Bombil is as versatile for cooking – crisp-fried or in a tamarind-coconut curry – as for generating employment, he said. Fresh, it sells briskly at fish markets while harbour workers dry it to be stocked and sold throughout the year.
“Earlier, I had work through the month of March but I got seven days last month,” said Malamma Randhi Konalu, who earns Rs 200 a day for hanging up fish on bamboo rods, where they flutter like ribbons in the sea breeze.
In March, the Union government acknowledged the impacts of global warming on India’s marine catch volume, while union leaders said it was time to protect the fishing community from climate-linked losses. Maharashtra fisheries minister Aslam Shaikh did not respond to requests for comment.
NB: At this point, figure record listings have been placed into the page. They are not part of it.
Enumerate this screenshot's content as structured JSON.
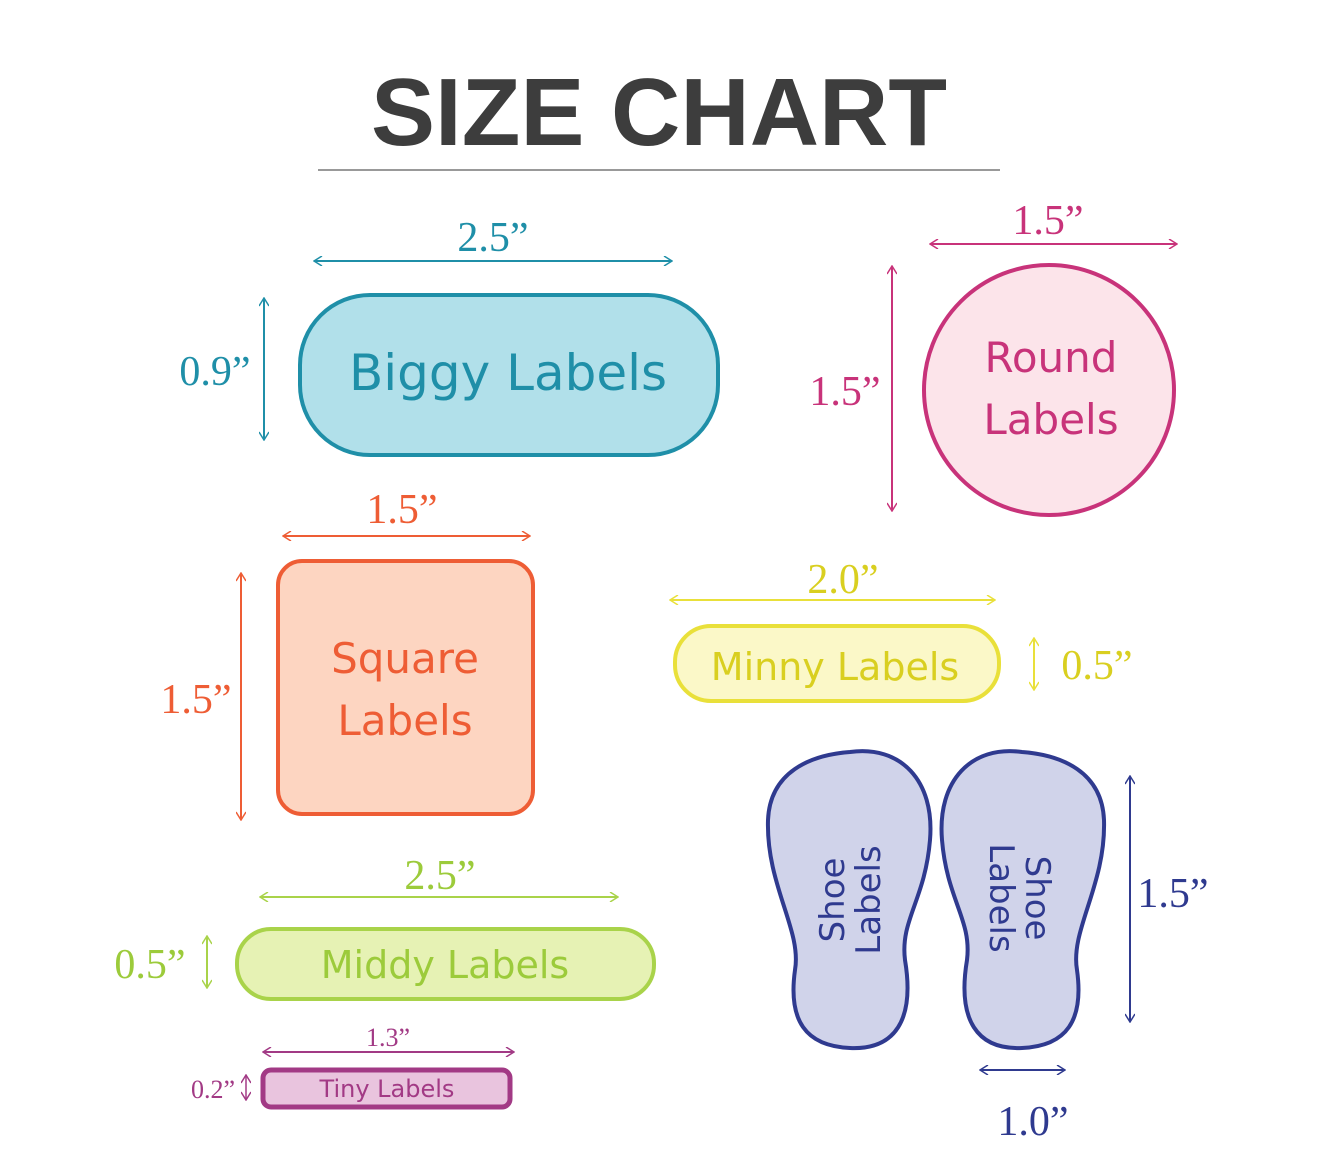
{
  "title": "SIZE CHART",
  "labels": {
    "biggy": {
      "name": "Biggy Labels",
      "width": "2.5”",
      "height": "0.9”",
      "stroke": "#1f8fa8",
      "fill": "#b1e0ea"
    },
    "round": {
      "name_line1": "Round",
      "name_line2": "Labels",
      "width": "1.5”",
      "height": "1.5”",
      "stroke": "#c8337a",
      "fill": "#fce4ea"
    },
    "square": {
      "name_line1": "Square",
      "name_line2": "Labels",
      "width": "1.5”",
      "height": "1.5”",
      "stroke": "#ee5d35",
      "fill": "#fdd5c1"
    },
    "minny": {
      "name": "Minny Labels",
      "width": "2.0”",
      "height": "0.5”",
      "stroke": "#e9e03a",
      "fill": "#fbf8c8"
    },
    "middy": {
      "name": "Middy Labels",
      "width": "2.5”",
      "height": "0.5”",
      "stroke": "#a9d34a",
      "fill": "#e6f2b4"
    },
    "tiny": {
      "name": "Tiny Labels",
      "width": "1.3”",
      "height": "0.2”",
      "stroke": "#a23a85",
      "fill": "#e9c4de"
    },
    "shoe": {
      "name_line1": "Shoe",
      "name_line2": "Labels",
      "width": "1.0”",
      "height": "1.5”",
      "stroke": "#2f3a8f",
      "fill": "#d0d3ea"
    }
  }
}
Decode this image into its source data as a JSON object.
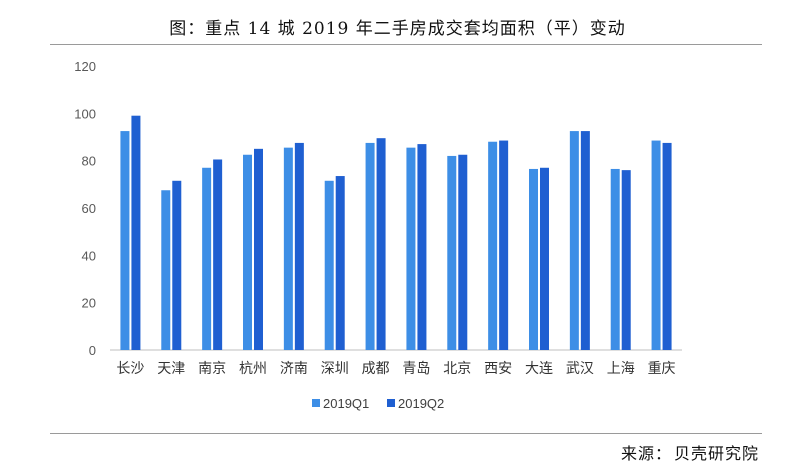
{
  "header": {
    "title": "图：重点 14 城 2019 年二手房成交套均面积（平）变动"
  },
  "footer": {
    "source_label": "来源：",
    "source_name": "贝壳研究院"
  },
  "colors": {
    "q1": "#3d8ee6",
    "q2": "#1f5fd1",
    "axis": "#bfbfbf",
    "tick_text": "#595959"
  },
  "chart_data": {
    "type": "bar",
    "title": "图：重点 14 城 2019 年二手房成交套均面积（平）变动",
    "xlabel": "",
    "ylabel": "",
    "ylim": [
      0,
      120
    ],
    "yticks": [
      0,
      20,
      40,
      60,
      80,
      100,
      120
    ],
    "grid": false,
    "legend": "bottom-center",
    "categories": [
      "长沙",
      "天津",
      "南京",
      "杭州",
      "济南",
      "深圳",
      "成都",
      "青岛",
      "北京",
      "西安",
      "大连",
      "武汉",
      "上海",
      "重庆"
    ],
    "series": [
      {
        "name": "2019Q1",
        "values": [
          92.5,
          67.5,
          77.0,
          82.5,
          85.5,
          71.5,
          87.5,
          85.5,
          82.0,
          88.0,
          76.5,
          92.5,
          76.5,
          88.5
        ]
      },
      {
        "name": "2019Q2",
        "values": [
          99.0,
          71.5,
          80.5,
          85.0,
          87.5,
          73.5,
          89.5,
          87.0,
          82.5,
          88.5,
          77.0,
          92.5,
          76.0,
          87.5
        ]
      }
    ]
  }
}
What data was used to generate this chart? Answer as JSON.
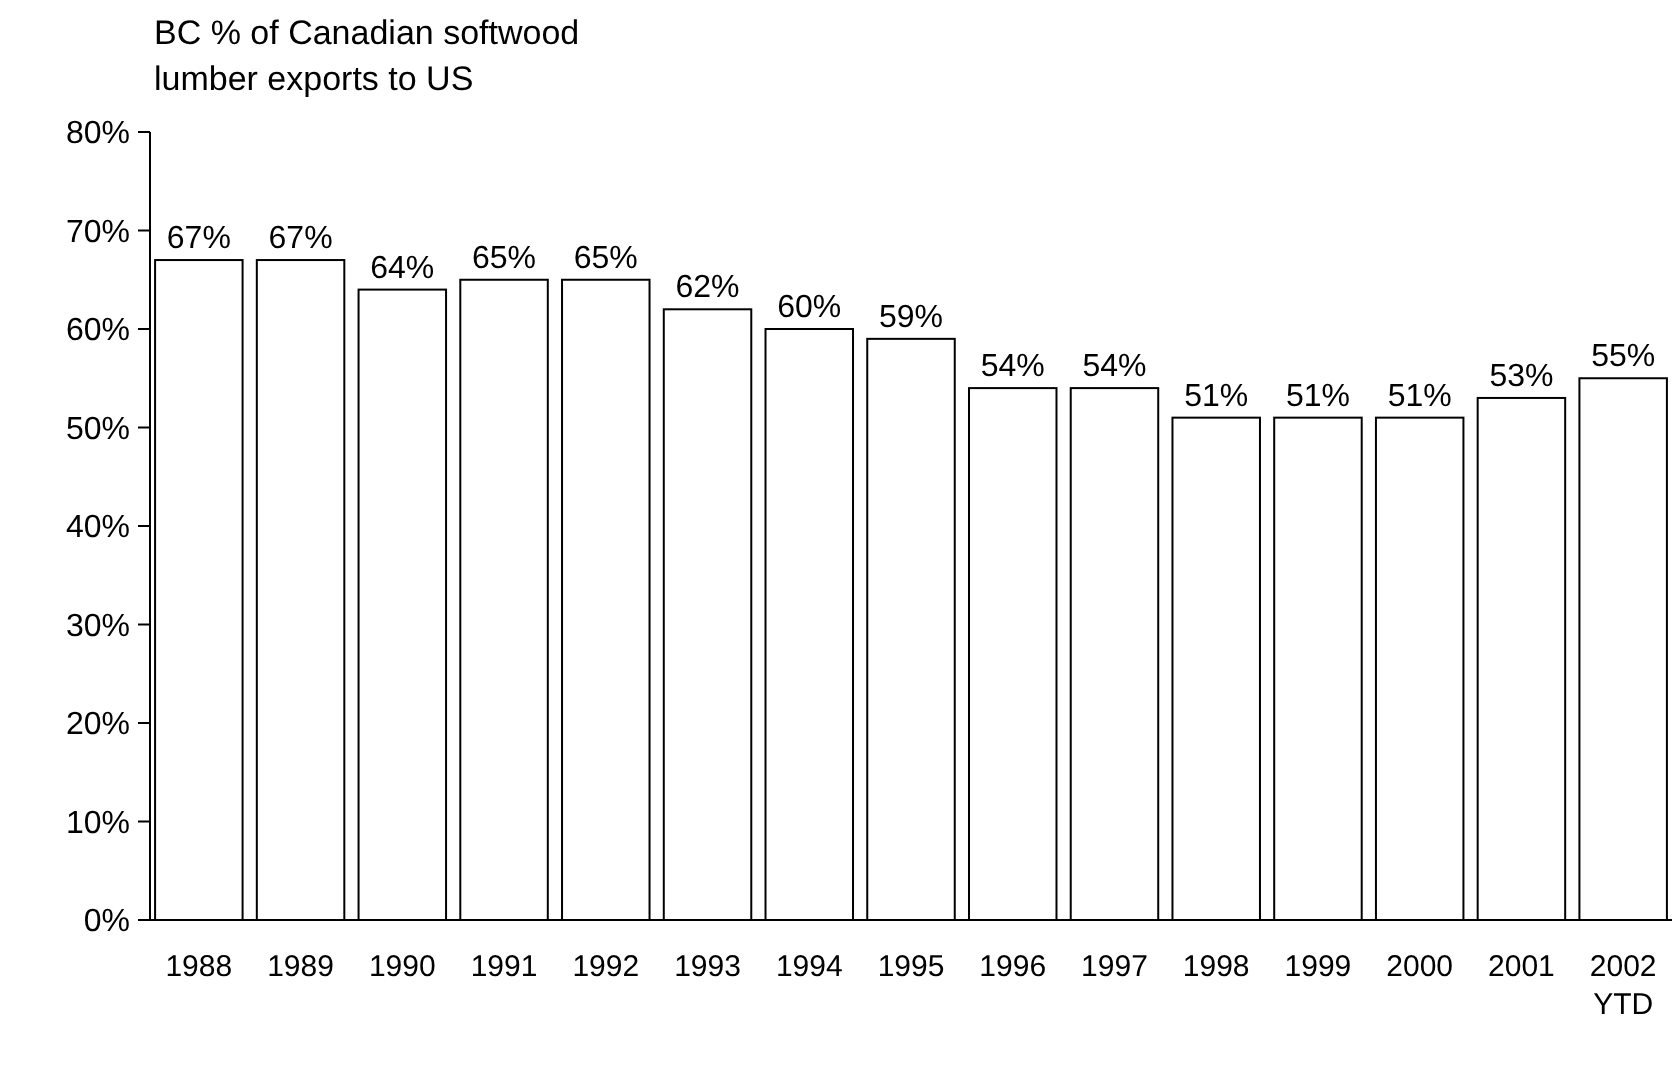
{
  "chart_data": {
    "type": "bar",
    "title": "BC % of Canadian softwood lumber exports to US",
    "categories": [
      "1988",
      "1989",
      "1990",
      "1991",
      "1992",
      "1993",
      "1994",
      "1995",
      "1996",
      "1997",
      "1998",
      "1999",
      "2000",
      "2001",
      "2002 YTD"
    ],
    "values": [
      67,
      67,
      64,
      65,
      65,
      62,
      60,
      59,
      54,
      54,
      51,
      51,
      51,
      53,
      55
    ],
    "value_labels": [
      "67%",
      "67%",
      "64%",
      "65%",
      "65%",
      "62%",
      "60%",
      "59%",
      "54%",
      "54%",
      "51%",
      "51%",
      "51%",
      "53%",
      "55%"
    ],
    "color": "#ffffff",
    "ylim": [
      0,
      80
    ],
    "yticks": [
      {
        "value": 0,
        "label": "0%"
      },
      {
        "value": 10,
        "label": "10%"
      },
      {
        "value": 20,
        "label": "20%"
      },
      {
        "value": 30,
        "label": "30%"
      },
      {
        "value": 40,
        "label": "40%"
      },
      {
        "value": 50,
        "label": "50%"
      },
      {
        "value": 60,
        "label": "60%"
      },
      {
        "value": 70,
        "label": "70%"
      },
      {
        "value": 80,
        "label": "80%"
      }
    ],
    "grid": false
  }
}
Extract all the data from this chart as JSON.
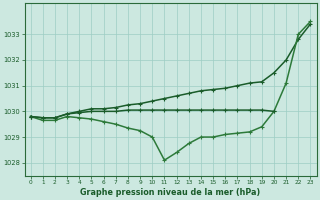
{
  "xlabel": "Graphe pression niveau de la mer (hPa)",
  "xlim": [
    -0.5,
    23.5
  ],
  "ylim": [
    1027.5,
    1034.2
  ],
  "yticks": [
    1028,
    1029,
    1030,
    1031,
    1032,
    1033
  ],
  "xticks": [
    0,
    1,
    2,
    3,
    4,
    5,
    6,
    7,
    8,
    9,
    10,
    11,
    12,
    13,
    14,
    15,
    16,
    17,
    18,
    19,
    20,
    21,
    22,
    23
  ],
  "background_color": "#cce8e0",
  "grid_color": "#9ecec4",
  "series": [
    {
      "x": [
        0,
        1,
        2,
        3,
        4,
        5,
        6,
        7,
        8,
        9,
        10,
        11,
        12,
        13,
        14,
        15,
        16,
        17,
        18,
        19,
        20,
        21,
        22,
        23
      ],
      "y": [
        1029.8,
        1029.75,
        1029.75,
        1029.9,
        1030.0,
        1030.1,
        1030.1,
        1030.15,
        1030.25,
        1030.3,
        1030.4,
        1030.5,
        1030.6,
        1030.7,
        1030.8,
        1030.85,
        1030.9,
        1031.0,
        1031.1,
        1031.15,
        1031.5,
        1032.0,
        1032.8,
        1033.4
      ],
      "color": "#1a5c2a",
      "lw": 1.1,
      "marker_size": 2.5
    },
    {
      "x": [
        0,
        1,
        2,
        3,
        4,
        5,
        6,
        7,
        8,
        9,
        10,
        11,
        12,
        13,
        14,
        15,
        16,
        17,
        18,
        19,
        20,
        21,
        22,
        23
      ],
      "y": [
        1029.8,
        1029.65,
        1029.65,
        1029.8,
        1029.75,
        1029.7,
        1029.6,
        1029.5,
        1029.35,
        1029.25,
        1029.0,
        1028.1,
        1028.4,
        1028.75,
        1029.0,
        1029.0,
        1029.1,
        1029.15,
        1029.2,
        1029.4,
        1030.0,
        1031.1,
        1033.0,
        1033.5
      ],
      "color": "#2d7a3a",
      "lw": 1.1,
      "marker_size": 2.5
    },
    {
      "x": [
        0,
        1,
        2,
        3,
        4,
        5,
        6,
        7,
        8,
        9,
        10,
        11,
        12,
        13,
        14,
        15,
        16,
        17,
        18,
        19,
        20
      ],
      "y": [
        1029.8,
        1029.75,
        1029.75,
        1029.9,
        1029.95,
        1030.0,
        1030.0,
        1030.0,
        1030.05,
        1030.05,
        1030.05,
        1030.05,
        1030.05,
        1030.05,
        1030.05,
        1030.05,
        1030.05,
        1030.05,
        1030.05,
        1030.05,
        1030.0
      ],
      "color": "#1a5c2a",
      "lw": 1.1,
      "marker_size": 2.5
    }
  ]
}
Suvarna Chandrappagari, chief executive of the National Fisheries Development Board, which oversees fish-workers’ insurance, said a policy to cover climate-linked losses for aquaculture-bred fish and shrimp would be tested soon.
But a decision on insurance against weather disasters on inland waters or at sea was yet to be made, she added. Other loss-limiting initiatives include sea cages to breed commercially viable fish species and artificial propagation of seaweed, as well as protecting marine harbours from wind gusts by improving infrastructure, she noted.
Campaigner Chatterjee said climate resilience needed to be built across the whole fishing sector, or small-scale and marginalised operators would suffer the most. Shrinking fish catches are already changing how Mumbai’s women fish vendors perceive their income, with some considering quitting the uncertain business or deterring the next generation from taking it up.
Researcher Pranita Harad, who has studied Mumbai’s Koli community, described fish as their “laxmi” (Hindu goddess of wealth).
“For them, fish is not just their main livelihood, but a symbol of their existence,” she said. “If this drop in catch continues, the women will have to move to another profession.”
This article first appeared on Thomson Reuters Foundation News.